There's been a dearth of documentation on the front of how to use AllenNLP's amazing coreference resolution. While the code to use it as a library in python is available on the site (https://demo.allennlp.org/coreference-resolution), once you get the results its quite confusing initially to know what to make of them. I hope that this repository is useful to you in using this poweful, pre-trained Natural Language Processing model.
Here is the code on how to analyze the AllenNLP coreference clusters to make them "human readable".
The idea is that the clusters are formated as [[[a,b],[c,c]], [[d,d],[f,g]]. So, theres a list inside a list, and within that another 2 lists (okay this isn't helping). So, let me explain this using the "innovative" indexes I've used.
Let us begin with the innermost lists. Lets take [a,b] as an example. So, the document is first converted to a list of words. Now, 'a' is a number that corrosponds to the word at the 'a' index in the document and 'b' to the 'b'th word in the document. These two words and all the words between them together form a cluster with [c,c]. The [c,c] is only one word since all the words between the 'c'th and the 'c'th word are only the 'c'th word. Together, these two form a cluster and are hence part of their own, personal list. The same entity is referenced between the words from 'a' to 'b', as well as at 'c'.

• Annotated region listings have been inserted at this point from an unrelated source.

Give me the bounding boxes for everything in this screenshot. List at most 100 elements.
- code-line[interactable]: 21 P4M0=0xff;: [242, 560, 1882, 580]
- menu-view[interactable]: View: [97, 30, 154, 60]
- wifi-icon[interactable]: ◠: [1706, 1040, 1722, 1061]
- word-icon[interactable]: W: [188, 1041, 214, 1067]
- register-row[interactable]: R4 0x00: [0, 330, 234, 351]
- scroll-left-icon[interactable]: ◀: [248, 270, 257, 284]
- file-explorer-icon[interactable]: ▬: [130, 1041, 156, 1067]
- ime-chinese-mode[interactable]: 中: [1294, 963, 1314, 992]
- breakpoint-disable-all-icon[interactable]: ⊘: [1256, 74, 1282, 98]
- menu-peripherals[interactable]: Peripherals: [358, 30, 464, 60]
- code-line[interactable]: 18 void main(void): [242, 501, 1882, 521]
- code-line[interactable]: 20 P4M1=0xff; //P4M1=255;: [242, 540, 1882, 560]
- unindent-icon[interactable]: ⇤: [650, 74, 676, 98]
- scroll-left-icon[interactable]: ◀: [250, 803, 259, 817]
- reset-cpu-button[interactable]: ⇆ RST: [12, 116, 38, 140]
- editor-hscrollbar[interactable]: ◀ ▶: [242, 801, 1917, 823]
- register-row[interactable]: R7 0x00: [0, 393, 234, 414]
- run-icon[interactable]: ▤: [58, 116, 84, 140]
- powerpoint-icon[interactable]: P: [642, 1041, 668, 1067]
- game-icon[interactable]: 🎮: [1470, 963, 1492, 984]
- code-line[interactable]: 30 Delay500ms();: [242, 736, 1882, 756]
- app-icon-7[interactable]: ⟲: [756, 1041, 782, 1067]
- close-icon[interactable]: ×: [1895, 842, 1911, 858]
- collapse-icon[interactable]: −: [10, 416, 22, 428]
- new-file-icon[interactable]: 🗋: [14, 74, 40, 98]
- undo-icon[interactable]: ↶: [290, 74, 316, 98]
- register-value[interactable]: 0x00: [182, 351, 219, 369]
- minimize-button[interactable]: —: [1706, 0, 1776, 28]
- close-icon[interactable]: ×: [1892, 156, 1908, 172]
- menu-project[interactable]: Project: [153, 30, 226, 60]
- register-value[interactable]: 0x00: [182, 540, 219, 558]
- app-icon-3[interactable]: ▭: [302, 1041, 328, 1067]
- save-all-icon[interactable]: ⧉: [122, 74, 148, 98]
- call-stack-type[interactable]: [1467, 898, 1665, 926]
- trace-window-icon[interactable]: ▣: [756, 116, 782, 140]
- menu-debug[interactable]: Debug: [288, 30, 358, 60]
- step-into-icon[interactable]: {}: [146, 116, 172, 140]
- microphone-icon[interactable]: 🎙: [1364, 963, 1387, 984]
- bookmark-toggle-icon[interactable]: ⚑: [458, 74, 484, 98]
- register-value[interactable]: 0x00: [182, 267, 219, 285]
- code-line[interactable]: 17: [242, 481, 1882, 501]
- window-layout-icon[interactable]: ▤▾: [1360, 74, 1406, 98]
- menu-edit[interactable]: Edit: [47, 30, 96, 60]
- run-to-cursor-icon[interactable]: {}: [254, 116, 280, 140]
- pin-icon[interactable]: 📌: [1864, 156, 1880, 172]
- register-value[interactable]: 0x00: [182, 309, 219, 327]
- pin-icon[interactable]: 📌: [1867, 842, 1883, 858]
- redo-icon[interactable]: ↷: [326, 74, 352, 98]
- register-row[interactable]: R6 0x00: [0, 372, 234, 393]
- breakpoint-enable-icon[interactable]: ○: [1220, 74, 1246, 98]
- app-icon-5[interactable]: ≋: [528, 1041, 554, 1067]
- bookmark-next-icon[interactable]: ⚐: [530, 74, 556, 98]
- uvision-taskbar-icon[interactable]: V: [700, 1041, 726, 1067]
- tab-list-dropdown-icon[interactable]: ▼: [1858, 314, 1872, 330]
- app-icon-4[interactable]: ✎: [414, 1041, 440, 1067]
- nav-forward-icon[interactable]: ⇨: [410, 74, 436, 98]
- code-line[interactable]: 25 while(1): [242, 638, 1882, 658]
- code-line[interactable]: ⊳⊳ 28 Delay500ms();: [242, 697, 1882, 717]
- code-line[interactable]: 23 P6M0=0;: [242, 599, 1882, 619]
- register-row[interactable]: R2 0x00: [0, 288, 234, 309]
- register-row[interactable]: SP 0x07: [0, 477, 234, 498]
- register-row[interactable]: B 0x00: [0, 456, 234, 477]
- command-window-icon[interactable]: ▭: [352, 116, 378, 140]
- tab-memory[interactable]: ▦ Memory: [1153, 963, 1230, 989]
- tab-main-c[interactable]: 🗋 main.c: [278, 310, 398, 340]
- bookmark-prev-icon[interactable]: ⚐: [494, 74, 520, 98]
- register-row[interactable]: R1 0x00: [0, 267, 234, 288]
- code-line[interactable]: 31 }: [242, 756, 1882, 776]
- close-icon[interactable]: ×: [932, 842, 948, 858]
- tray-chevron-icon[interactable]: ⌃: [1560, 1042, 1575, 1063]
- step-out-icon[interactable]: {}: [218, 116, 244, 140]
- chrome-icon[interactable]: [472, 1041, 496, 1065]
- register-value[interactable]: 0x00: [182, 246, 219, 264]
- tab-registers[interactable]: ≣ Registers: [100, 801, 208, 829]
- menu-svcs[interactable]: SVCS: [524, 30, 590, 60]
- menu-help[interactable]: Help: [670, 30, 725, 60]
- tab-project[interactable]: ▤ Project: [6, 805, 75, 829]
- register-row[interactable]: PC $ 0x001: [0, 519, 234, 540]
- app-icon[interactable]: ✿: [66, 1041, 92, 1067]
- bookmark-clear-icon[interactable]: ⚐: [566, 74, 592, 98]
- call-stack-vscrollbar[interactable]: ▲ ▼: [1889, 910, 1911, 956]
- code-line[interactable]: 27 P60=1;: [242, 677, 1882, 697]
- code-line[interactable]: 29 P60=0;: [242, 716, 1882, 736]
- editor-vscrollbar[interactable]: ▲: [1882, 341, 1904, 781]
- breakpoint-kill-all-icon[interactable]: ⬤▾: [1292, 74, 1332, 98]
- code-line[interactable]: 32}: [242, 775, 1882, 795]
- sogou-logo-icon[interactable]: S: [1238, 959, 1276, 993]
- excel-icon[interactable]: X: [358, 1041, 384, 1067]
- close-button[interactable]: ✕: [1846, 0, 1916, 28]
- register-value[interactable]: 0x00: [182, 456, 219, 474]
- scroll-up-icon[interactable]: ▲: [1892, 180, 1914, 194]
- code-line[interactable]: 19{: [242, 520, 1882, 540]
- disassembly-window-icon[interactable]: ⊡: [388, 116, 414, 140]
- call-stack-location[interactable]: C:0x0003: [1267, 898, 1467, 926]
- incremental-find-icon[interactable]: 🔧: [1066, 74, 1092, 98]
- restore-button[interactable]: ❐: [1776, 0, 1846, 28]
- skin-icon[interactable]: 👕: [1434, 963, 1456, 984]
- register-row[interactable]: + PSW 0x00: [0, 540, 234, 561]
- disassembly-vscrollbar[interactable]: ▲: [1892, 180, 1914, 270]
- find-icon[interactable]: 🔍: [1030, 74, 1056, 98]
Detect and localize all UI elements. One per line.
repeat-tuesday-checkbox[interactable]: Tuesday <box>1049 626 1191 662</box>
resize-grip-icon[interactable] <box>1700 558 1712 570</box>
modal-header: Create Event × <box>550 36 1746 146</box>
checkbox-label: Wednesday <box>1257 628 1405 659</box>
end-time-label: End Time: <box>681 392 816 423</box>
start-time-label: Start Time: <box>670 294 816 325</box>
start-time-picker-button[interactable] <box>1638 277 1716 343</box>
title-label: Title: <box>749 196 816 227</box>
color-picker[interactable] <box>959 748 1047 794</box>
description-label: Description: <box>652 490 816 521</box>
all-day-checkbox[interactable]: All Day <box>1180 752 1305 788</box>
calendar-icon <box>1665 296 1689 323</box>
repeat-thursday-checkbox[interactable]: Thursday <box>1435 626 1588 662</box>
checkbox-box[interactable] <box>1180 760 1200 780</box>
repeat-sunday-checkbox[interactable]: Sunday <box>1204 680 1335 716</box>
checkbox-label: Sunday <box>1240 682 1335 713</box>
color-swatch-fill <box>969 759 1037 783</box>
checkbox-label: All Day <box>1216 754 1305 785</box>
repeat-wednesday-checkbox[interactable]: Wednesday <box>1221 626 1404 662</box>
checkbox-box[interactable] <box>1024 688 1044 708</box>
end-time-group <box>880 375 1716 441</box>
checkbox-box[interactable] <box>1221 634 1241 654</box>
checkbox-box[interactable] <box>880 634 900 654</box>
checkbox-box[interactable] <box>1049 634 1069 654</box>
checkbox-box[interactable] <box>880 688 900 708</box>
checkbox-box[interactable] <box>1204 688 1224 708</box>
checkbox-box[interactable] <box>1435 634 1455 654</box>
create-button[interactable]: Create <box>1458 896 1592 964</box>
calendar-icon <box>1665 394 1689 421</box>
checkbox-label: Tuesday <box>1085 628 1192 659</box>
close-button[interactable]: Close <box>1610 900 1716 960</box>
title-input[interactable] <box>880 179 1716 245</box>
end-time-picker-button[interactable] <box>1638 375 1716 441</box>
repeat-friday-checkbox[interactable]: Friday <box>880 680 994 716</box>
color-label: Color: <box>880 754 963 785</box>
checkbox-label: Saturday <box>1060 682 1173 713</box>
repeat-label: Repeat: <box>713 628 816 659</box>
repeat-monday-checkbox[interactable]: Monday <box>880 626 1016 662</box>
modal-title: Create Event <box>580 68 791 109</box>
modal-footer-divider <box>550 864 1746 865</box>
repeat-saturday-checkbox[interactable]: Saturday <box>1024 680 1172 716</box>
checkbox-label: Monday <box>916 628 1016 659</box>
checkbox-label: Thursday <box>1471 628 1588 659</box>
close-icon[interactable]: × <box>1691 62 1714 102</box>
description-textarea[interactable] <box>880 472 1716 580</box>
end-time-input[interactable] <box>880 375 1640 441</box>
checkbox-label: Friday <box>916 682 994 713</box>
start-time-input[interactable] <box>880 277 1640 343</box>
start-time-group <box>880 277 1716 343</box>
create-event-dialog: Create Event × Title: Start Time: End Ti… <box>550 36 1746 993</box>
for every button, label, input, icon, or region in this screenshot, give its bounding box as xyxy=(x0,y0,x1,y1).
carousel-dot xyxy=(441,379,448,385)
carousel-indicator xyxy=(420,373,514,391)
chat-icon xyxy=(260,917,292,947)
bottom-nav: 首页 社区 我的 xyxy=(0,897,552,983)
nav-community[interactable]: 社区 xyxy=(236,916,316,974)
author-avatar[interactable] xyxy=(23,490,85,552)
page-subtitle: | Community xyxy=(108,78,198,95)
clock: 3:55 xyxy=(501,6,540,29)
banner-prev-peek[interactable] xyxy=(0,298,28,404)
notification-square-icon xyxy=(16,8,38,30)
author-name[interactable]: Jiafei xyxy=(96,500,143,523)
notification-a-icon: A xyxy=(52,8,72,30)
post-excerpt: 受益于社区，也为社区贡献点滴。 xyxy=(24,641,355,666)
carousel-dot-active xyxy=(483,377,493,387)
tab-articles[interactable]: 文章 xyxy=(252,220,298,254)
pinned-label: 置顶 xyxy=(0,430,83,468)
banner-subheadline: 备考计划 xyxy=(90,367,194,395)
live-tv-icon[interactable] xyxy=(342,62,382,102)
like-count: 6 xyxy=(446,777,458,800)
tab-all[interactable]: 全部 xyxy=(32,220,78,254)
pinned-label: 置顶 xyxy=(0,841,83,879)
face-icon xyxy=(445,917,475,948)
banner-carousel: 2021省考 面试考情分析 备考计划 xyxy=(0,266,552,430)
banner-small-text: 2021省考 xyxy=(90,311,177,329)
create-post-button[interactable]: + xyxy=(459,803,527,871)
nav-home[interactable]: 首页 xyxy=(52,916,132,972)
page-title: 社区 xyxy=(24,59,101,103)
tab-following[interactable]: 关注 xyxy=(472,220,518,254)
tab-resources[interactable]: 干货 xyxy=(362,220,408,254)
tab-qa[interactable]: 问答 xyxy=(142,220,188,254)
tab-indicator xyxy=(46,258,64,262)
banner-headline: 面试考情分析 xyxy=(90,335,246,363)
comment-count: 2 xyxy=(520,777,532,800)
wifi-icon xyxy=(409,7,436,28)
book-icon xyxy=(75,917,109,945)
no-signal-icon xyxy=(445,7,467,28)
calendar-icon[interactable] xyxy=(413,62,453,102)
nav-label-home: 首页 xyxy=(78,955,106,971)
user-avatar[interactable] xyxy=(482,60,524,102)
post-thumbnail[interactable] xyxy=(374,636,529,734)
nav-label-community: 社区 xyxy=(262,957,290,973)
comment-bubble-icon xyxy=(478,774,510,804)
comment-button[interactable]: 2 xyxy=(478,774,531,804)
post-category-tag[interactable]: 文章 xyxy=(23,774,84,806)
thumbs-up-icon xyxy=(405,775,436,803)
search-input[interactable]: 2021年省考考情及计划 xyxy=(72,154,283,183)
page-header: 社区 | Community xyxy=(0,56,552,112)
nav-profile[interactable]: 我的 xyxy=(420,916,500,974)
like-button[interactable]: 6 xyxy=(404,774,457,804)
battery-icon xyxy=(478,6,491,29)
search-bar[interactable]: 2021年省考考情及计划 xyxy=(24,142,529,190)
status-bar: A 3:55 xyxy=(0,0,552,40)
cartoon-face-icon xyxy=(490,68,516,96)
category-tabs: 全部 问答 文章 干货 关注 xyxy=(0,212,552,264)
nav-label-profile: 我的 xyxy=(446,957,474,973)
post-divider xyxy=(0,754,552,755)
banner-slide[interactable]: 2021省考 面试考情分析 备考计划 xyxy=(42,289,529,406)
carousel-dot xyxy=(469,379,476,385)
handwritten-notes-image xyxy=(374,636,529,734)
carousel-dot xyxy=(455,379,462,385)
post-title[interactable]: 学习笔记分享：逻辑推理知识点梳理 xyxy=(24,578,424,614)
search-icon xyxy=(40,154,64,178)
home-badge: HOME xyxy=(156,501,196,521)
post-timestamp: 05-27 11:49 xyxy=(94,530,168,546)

We can take example of [[0,1],[5,5]]. The document for this example is "my(0) mother(1) was(2) happy(3).(4) She(5) gave(6) me(7) a(8) pat(9) on(10) the(11) back(12)". Hence, "my[0] mother[1]" is referenced again as "she[5]". As you can see, each word(and even the punctuation) is given an index, which is used within the coreference cluster. The same example is used in allennlp_coref.py and you can try it out yourself!!